Ханне наклонилась вперёд и взяла Уве за руку. Рука оказалась холодной. Она улыбнулась, и принялась растирать её своими ладонями.
— Вот видишь, сколько у тебя хороших идей! — воскликнула она, придвигаясь ещё ближе — так, что смогла поместить его руку между своих грудей.
Однако Уве, очевидно, утративший всякий интерес к Болотному Убийце, убрал свою руку и вместо этого взял за руку Ханне.
— Уже устал? — с досадой в голосе проговорила Ханне, когда он потянул её за собой в спальню. В тот миг она была счастлива, по-настоящему счастлива.
Всё в этом мгновении было идеально: искра вожделения в его глазах, его прозорливые размышления о способе действия, характерном для Болотного Убийцы, эти чертовски сексуальные завитки его влажных волос.
Ханне была счастлива, поскольку в тот момент ощущала, что обладает всем, чего когда-либо могла желать, и не могла допустить и мысли о том, что может всего этого лишиться.
Что тьма может дотянуться и до неё.
Когда они добрались до двери спальни, Уве притянул её к себе, поцеловал и проник рукой ей под юбку. Ханне, прислонившись к дверному косяку, позволила ему провести разведку, а затем сползла по стене, опустившись на корточки. Когда её лицо оказалось на уровне его руки, Ханне поцеловала её. Взяла в рот его большой палец и слегка прикусила. Потом их взгляды встретились, и Ханне улеглась на один из восточных ковров, которые всегда придутся кстати, если кому-то внезапно взбредёт в голову заняться сексом на полу.

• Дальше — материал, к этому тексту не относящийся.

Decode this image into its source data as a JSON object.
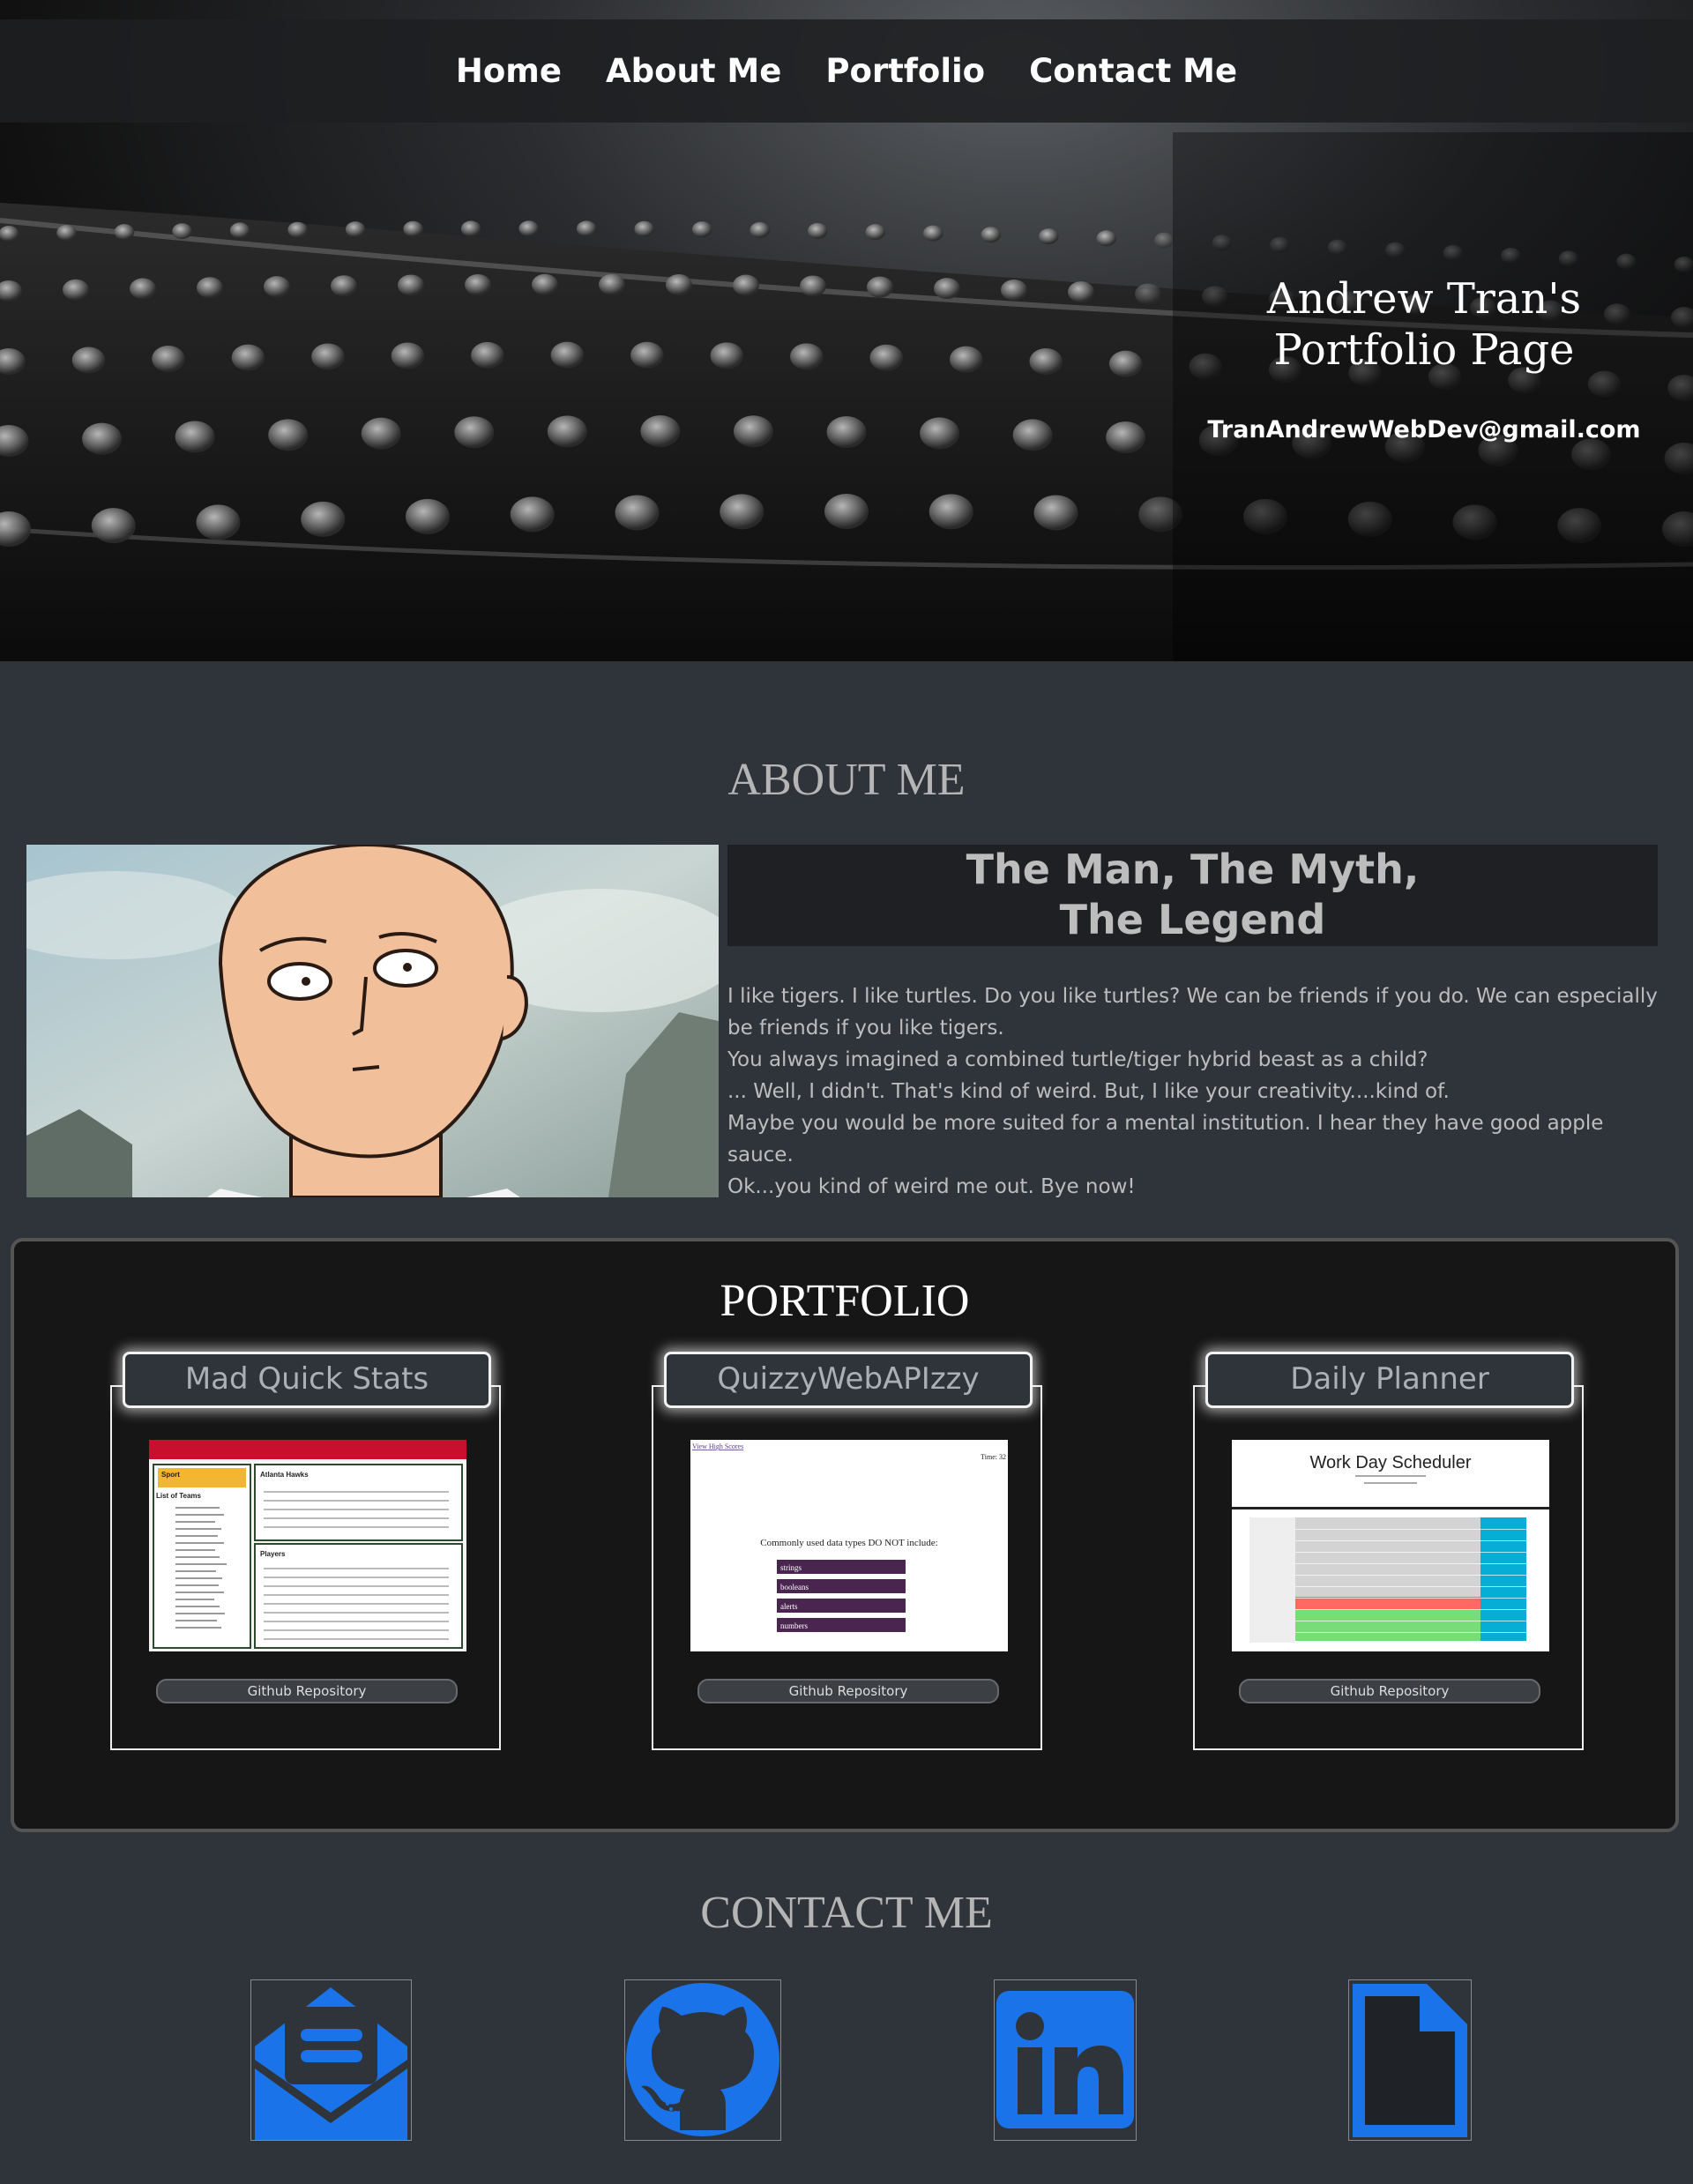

— Иди сюда! — требовательно произнесла она, стаскивая трусики. — Помоги мне забыть о Болотном Убийце.
21
На следующее утро инспектор Линда Буман подъехала за Ханне прямо к воротам дома. Ханне не хотелось спрашивать, но ей показалось, что Линда была примерно её ровесницей. Свои волнистые светлые волосы Линда убрала в конский хвост. У неё было лицо сердечком и глубоко посаженные тёмные глаза, которые создавали яркий контраст с почти прозрачной белизной её кожи. Они пылали двумя угольками из-под светлых бровей.
На своём Вольво Линда провезла Ханне мимо площадей Нибруплан и Норрмальмсторьет, а затем поехала вверх по улице Хамнгатан. Движение было плотным и нервным, а сильный снегопад превратил дорогу в каток, но Линда только ухмылялась и без умолку болтала.

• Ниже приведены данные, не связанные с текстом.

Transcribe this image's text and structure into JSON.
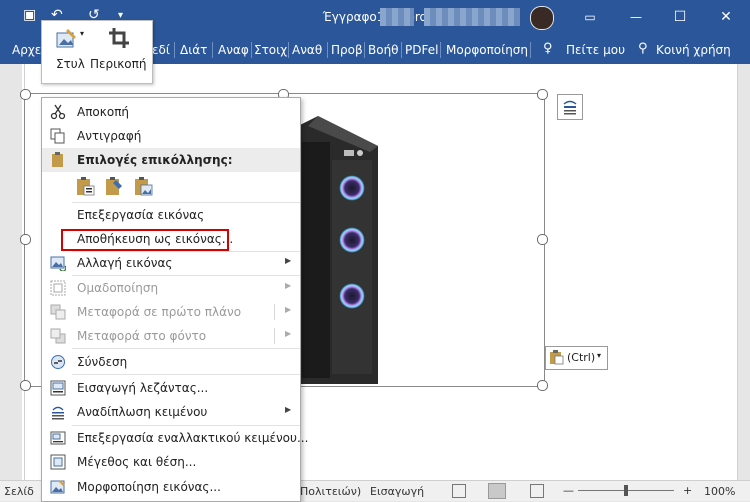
{
  "titlebar": {
    "title": "Έγγραφο1 - Word",
    "redo_glyph": "↺",
    "undo_glyph": "↶",
    "save_glyph": "▣",
    "qa_more": "▾",
    "minimize": "—",
    "maximize": "☐",
    "close": "✕",
    "ribbon_opt": "▭",
    "color": "#2b579a"
  },
  "ribbon": {
    "tabs": [
      "Αρχε",
      "εδί",
      "Διάτ",
      "Αναφ",
      "Στοιχ",
      "Αναθ",
      "Προβ",
      "Βοήθ",
      "PDFel",
      "Μορφοποίηση",
      "Πείτε μου",
      "Κοινή χρήση"
    ],
    "lightbulb_glyph": "♀",
    "person_glyph": "⚲"
  },
  "mini_toolbar": {
    "style_label": "Στυλ",
    "crop_label": "Περικοπή",
    "style_arrow": "▾"
  },
  "context_menu": {
    "items": [
      {
        "label": "Αποκοπή",
        "disabled": false
      },
      {
        "label": "Αντιγραφή",
        "disabled": false
      },
      {
        "label": "Επιλογές επικόλλησης:",
        "disabled": false
      },
      {
        "label": "Επεξεργασία εικόνας",
        "disabled": true
      },
      {
        "label": "Αποθήκευση ως εικόνας...",
        "disabled": false
      },
      {
        "label": "Αλλαγή εικόνας",
        "disabled": false,
        "arrow": "▶"
      },
      {
        "label": "Ομαδοποίηση",
        "disabled": true,
        "arrow": "▶"
      },
      {
        "label": "Μεταφορά σε πρώτο πλάνο",
        "disabled": true,
        "arrow": "▶"
      },
      {
        "label": "Μεταφορά στο φόντο",
        "disabled": true,
        "arrow": "▶"
      },
      {
        "label": "Σύνδεση",
        "disabled": false
      },
      {
        "label": "Εισαγωγή λεζάντας...",
        "disabled": false
      },
      {
        "label": "Αναδίπλωση κειμένου",
        "disabled": false,
        "arrow": "▶"
      },
      {
        "label": "Επεξεργασία εναλλακτικού κειμένου...",
        "disabled": false
      },
      {
        "label": "Μέγεθος και θέση...",
        "disabled": false
      },
      {
        "label": "Μορφοποίηση εικόνας...",
        "disabled": false
      }
    ],
    "highlight_color": "#d60000"
  },
  "paste_ctrl": {
    "label": "(Ctrl)",
    "arrow": "▾"
  },
  "status": {
    "page_label": "Σελίδ",
    "lang_label": "Πολιτειών)",
    "insert_label": "Εισαγωγή",
    "zoom_minus": "—",
    "zoom_plus": "+",
    "zoom": "100%"
  }
}
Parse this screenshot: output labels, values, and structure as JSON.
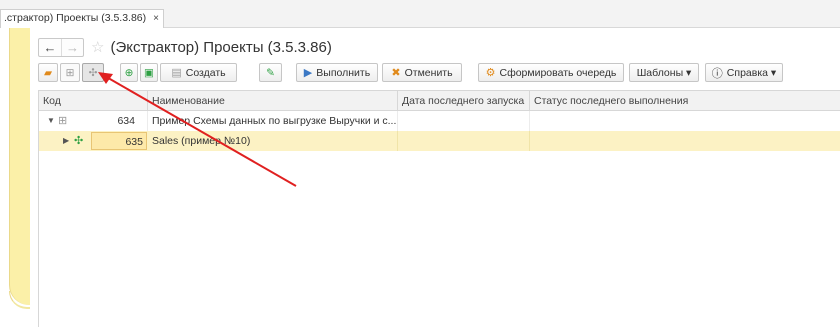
{
  "tab": {
    "label": ".страктор) Проекты (3.5.3.86)",
    "close": "×"
  },
  "header": {
    "back": "←",
    "forward": "→",
    "star": "☆",
    "title": "(Экстрактор) Проекты (3.5.3.86)"
  },
  "toolbar": {
    "create_label": "Создать",
    "run_label": "Выполнить",
    "cancel_label": "Отменить",
    "queue_label": "Сформировать очередь",
    "templates_label": "Шаблоны ▾",
    "help_label": "Справка ▾"
  },
  "icons": {
    "folder_open": "folder-open-icon",
    "hierarchy": "hierarchy-icon",
    "tree": "tree-structure-icon",
    "add": "add-icon",
    "copy": "copy-icon",
    "create": "create-icon",
    "edit": "pencil-icon",
    "run": "run-icon",
    "cancel": "cancel-icon",
    "queue": "queue-icon",
    "help": "info-icon"
  },
  "table": {
    "columns": [
      "Код",
      "Наименование",
      "Дата последнего запуска",
      "Статус последнего выполнения"
    ],
    "rows": [
      {
        "code": "634",
        "name": "Пример Схемы данных по выгрузке Выручки и с...",
        "last_run": "",
        "status": "",
        "expanded": true,
        "selected": false
      },
      {
        "code": "635",
        "name": "Sales (пример №10)",
        "last_run": "",
        "status": "",
        "expanded": false,
        "selected": true
      }
    ]
  },
  "colors": {
    "accent_yellow": "#fbf0a8",
    "selection": "#fcf2c4",
    "annotation_arrow": "#e02020"
  }
}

Она смеялась часто и громко. Так громко, что Ханне, которая была человеком сдержанным, почти смутилась.
— Для начала прокатимся на Норра Смедьегатан, — заявила Линда, на мгновение задержав взгляд тёмных глаз на лице Ханне.

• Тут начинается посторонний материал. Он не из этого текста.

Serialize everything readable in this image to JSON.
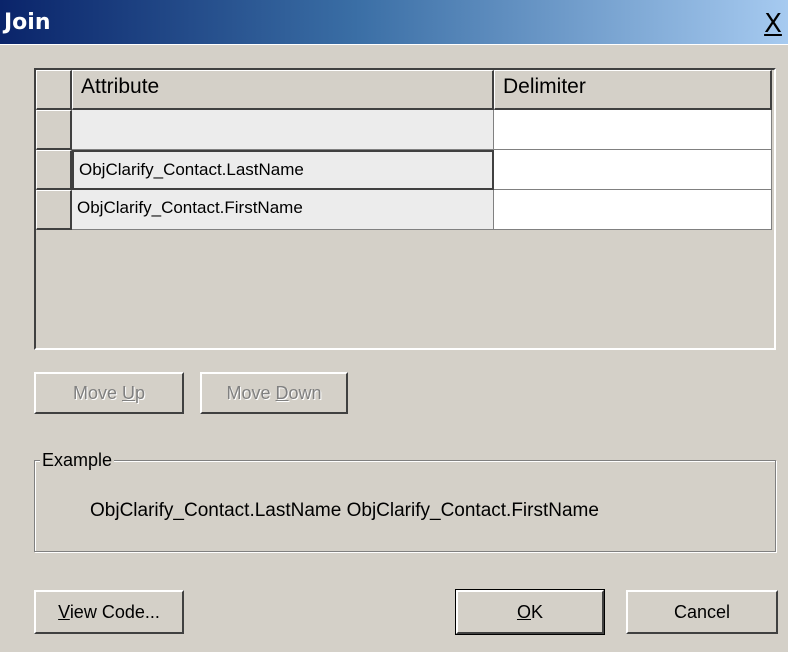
{
  "window": {
    "title": "Join",
    "close_glyph": "X"
  },
  "grid": {
    "columns": [
      "Attribute",
      "Delimiter"
    ],
    "rows": [
      {
        "attribute": "",
        "delimiter": ""
      },
      {
        "attribute": "ObjClarify_Contact.LastName",
        "delimiter": ""
      },
      {
        "attribute": "ObjClarify_Contact.FirstName",
        "delimiter": ""
      }
    ]
  },
  "buttons": {
    "move_up": {
      "pre": "Move ",
      "accel": "U",
      "post": "p"
    },
    "move_down": {
      "pre": "Move ",
      "accel": "D",
      "post": "own"
    },
    "view_code": {
      "pre": "",
      "accel": "V",
      "post": "iew Code..."
    },
    "ok": {
      "pre": "",
      "accel": "O",
      "post": "K"
    },
    "cancel": {
      "label": "Cancel"
    }
  },
  "example": {
    "title": "Example",
    "text": "ObjClarify_Contact.LastName ObjClarify_Contact.FirstName"
  },
  "icons": {
    "close": "close-icon"
  }
}
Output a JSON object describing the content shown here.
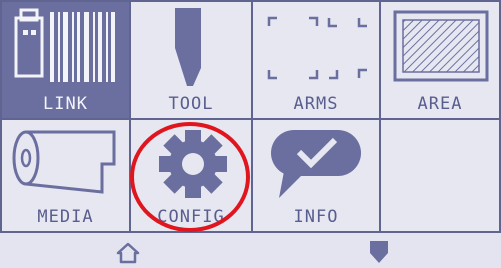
{
  "tiles": {
    "link": {
      "label": "LINK",
      "icon": "usb-barcode-icon"
    },
    "tool": {
      "label": "TOOL",
      "icon": "blade-tool-icon"
    },
    "arms": {
      "label": "ARMS",
      "icon": "corner-marks-icon"
    },
    "area": {
      "label": "AREA",
      "icon": "hatched-area-icon"
    },
    "media": {
      "label": "MEDIA",
      "icon": "media-roll-icon"
    },
    "config": {
      "label": "CONFIG",
      "icon": "gear-icon"
    },
    "info": {
      "label": "INFO",
      "icon": "speech-bubble-check-icon"
    }
  },
  "bottom_bar": {
    "home_icon": "home-icon",
    "scroll_icon": "down-arrow-icon"
  },
  "colors": {
    "screen_bg": "#e3e4ef",
    "tile_border": "#5f6491",
    "selected_bg": "#6b6f9f",
    "icon": "#6b6f9f",
    "highlight": "#e0161f"
  }
}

Ханне сразу пришлась по душе попутчица. Было нечто безусловно притягательное в её безыскусной, почти детской манере держать себя. Линда живо напомнила Ханне всех подруг её юности, которые были такими же открытыми. Они тогда словно приняли Ханне в свою семью и всегда принимали на себя обязанность делать первый шаг в различных ситуациях, покуда Ханне оставалась на безопасном расстоянии — наблюдала, анализировала и делала выводы.
— Ты и в самом деле, — заговорила Линда, не сводя глаз с Ханне, — настоящий профайлер?
— Да, только…
Линда перебила её:
— Ты была на стажировке в ФБР и там всему научилась?